Onze ans séparent Cocteau de son aîné Lucien Daudet, fils d’Alphonse Daudet et frère de Léon, fameux polémiste de l’Action française dirigée par Maurras. Ils resteront amis de leur rencontre en 1908 jusqu’à la mort de Lucien Daudet en 1946. Peintre estimable, celui-ci fait du jeune dandy Cocteau un portrait souvent reproduit, bien accordé au témoignage d’un autre ami de ces années, Maurice Rostand : « Une petite moustache effilée et brune, dont personne ne se souvient, ombrageait son visage.
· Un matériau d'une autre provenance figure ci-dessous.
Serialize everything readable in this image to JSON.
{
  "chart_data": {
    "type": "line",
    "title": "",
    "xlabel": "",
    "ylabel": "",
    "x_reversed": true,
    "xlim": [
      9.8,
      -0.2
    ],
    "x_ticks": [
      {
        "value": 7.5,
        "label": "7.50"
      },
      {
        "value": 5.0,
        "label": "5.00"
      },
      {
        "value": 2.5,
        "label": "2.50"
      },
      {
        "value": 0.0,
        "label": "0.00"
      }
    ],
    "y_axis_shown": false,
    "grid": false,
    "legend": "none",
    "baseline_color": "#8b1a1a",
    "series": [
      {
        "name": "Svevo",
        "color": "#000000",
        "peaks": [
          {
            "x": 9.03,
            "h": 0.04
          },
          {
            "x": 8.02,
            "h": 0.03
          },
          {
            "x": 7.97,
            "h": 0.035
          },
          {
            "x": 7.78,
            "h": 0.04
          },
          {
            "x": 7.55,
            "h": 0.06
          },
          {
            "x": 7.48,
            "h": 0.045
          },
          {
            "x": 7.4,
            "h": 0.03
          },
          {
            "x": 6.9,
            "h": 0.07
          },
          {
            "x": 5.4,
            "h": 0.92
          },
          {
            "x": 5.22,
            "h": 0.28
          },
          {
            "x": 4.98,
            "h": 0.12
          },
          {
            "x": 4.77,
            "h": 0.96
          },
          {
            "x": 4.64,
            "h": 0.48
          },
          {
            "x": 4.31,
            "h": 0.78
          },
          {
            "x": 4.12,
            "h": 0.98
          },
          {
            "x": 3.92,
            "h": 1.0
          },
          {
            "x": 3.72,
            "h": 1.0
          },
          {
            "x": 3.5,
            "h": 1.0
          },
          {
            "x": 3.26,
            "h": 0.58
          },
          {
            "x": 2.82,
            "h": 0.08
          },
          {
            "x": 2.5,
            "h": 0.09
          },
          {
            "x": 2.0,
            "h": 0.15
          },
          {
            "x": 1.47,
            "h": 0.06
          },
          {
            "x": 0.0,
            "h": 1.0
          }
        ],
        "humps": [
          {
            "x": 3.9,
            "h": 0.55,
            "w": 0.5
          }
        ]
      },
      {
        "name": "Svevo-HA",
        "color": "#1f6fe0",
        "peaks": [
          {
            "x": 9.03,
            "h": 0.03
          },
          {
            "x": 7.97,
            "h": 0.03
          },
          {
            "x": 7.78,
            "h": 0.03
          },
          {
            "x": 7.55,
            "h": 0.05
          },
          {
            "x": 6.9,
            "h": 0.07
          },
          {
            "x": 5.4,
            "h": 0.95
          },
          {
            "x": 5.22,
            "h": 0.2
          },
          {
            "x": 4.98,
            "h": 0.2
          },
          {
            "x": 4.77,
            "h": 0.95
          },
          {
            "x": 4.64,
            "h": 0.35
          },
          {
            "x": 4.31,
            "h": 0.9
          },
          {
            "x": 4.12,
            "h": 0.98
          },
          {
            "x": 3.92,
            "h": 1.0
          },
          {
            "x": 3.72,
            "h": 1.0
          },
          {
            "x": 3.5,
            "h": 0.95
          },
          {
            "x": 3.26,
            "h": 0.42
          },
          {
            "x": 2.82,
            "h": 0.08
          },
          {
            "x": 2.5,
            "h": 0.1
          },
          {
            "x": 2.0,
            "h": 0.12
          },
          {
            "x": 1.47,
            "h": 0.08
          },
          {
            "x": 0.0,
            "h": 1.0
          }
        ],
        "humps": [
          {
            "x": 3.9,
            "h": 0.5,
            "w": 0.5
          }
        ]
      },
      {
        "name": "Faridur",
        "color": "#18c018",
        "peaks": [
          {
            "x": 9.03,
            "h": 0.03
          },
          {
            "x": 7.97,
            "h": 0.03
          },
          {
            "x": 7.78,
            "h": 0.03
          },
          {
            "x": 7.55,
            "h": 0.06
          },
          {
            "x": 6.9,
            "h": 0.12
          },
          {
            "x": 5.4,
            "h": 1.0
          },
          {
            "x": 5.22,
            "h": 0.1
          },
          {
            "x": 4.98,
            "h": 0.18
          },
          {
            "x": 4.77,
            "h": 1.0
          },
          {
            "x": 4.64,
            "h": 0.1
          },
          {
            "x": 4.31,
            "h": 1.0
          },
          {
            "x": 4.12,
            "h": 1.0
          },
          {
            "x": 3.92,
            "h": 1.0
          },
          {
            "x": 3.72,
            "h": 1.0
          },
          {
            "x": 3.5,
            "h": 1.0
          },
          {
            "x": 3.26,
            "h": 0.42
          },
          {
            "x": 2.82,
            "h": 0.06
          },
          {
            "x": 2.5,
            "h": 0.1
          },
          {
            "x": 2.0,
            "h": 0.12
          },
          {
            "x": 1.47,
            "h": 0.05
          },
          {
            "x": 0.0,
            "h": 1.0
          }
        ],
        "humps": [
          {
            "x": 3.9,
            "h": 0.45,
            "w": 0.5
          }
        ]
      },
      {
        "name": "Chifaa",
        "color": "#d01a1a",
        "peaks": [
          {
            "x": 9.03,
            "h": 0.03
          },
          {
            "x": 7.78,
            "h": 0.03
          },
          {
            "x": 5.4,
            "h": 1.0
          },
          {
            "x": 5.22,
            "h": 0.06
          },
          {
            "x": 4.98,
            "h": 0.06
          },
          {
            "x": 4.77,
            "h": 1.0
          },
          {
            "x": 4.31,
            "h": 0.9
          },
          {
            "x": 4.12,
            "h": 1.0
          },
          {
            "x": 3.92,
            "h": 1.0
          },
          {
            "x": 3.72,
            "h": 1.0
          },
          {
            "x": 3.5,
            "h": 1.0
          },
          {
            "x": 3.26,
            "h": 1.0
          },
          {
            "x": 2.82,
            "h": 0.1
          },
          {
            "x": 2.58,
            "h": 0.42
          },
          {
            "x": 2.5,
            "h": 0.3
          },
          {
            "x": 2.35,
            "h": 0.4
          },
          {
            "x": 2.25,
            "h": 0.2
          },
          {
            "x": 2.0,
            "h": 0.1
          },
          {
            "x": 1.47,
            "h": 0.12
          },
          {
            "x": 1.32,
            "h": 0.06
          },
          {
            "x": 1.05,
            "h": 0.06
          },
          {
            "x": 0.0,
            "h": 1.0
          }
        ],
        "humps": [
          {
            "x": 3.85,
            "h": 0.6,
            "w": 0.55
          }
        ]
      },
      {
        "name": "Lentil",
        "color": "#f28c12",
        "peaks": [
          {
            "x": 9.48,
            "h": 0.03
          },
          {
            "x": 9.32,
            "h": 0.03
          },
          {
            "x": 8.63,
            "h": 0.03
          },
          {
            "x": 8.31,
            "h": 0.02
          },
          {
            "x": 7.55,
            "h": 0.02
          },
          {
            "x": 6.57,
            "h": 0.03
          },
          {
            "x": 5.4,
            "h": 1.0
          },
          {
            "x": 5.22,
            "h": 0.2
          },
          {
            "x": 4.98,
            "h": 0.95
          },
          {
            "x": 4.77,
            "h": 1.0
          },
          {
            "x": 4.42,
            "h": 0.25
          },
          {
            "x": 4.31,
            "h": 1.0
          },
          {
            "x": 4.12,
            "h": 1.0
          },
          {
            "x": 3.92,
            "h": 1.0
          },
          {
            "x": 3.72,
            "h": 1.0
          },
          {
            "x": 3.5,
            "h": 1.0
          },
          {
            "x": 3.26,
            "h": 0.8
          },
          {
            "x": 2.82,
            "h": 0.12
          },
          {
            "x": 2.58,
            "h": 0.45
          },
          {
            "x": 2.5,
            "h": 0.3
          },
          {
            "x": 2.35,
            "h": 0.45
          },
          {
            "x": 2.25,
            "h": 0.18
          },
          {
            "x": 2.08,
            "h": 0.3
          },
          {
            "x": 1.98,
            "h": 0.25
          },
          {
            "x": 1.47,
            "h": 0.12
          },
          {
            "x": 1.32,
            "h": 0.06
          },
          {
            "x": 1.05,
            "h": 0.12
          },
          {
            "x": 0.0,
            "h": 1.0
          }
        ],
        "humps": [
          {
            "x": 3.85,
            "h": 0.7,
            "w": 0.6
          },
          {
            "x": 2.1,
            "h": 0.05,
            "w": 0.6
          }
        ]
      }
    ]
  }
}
Ses cheveux lisses n’affectaient aucune forme de houppe. » (Confession d’un demi-siècle, La Jeune Parque, Paris, 1948, p. 122)
Cet ami intime de Proust et de Reynaldo Hahn a droit à quelques lignes reconnaissantes dans les Portraits-Souvenir, au début du quatorzième article consacré à Léon Daudet, Jules Lemaître, Edmond Rostand et l’impératrice Eugénie : « Je dois à Lucien Daudet beaucoup de trésors. Outre celui de son amitié et d’avoir trouvé dans sa famille une autre famille, c’est par son entremise que j’ai connu l’impératrice Eugénie, Jules Lemaître et Marcel Proust. » Le début de l’article suivant évoque en passant « les séances des dames du monde poètes », le mardi chez la duchesse de Rohan, qu’ils ne rataient jamais : « Lucien Daudet, Mauriac et moi, formions une petite bande et ne nous quittions guère ».
Ce que Cocteau ne précise pas, c’est l’influence mimétique exercée sur lui par ce dandy raffiné : « Il adopte sa voix, ses gestes : en particulier celui de ponctuer ses phrases par l’index droit levé, pose du saint Jean Baptiste de Léonard au Louvre, que Lucien Daudet aurait hérité lui-même de Montesquiou. Ceux qui ont connu Jean Cocteau savent qu’il a conservé ce geste jusqu’à sa mort » (Jean-Jacques Kihm, Elisabeth Sprigge, Henri Béhar, Jean Cocteau. L’homme et les miroirs, La Table ronde, Paris, 1968).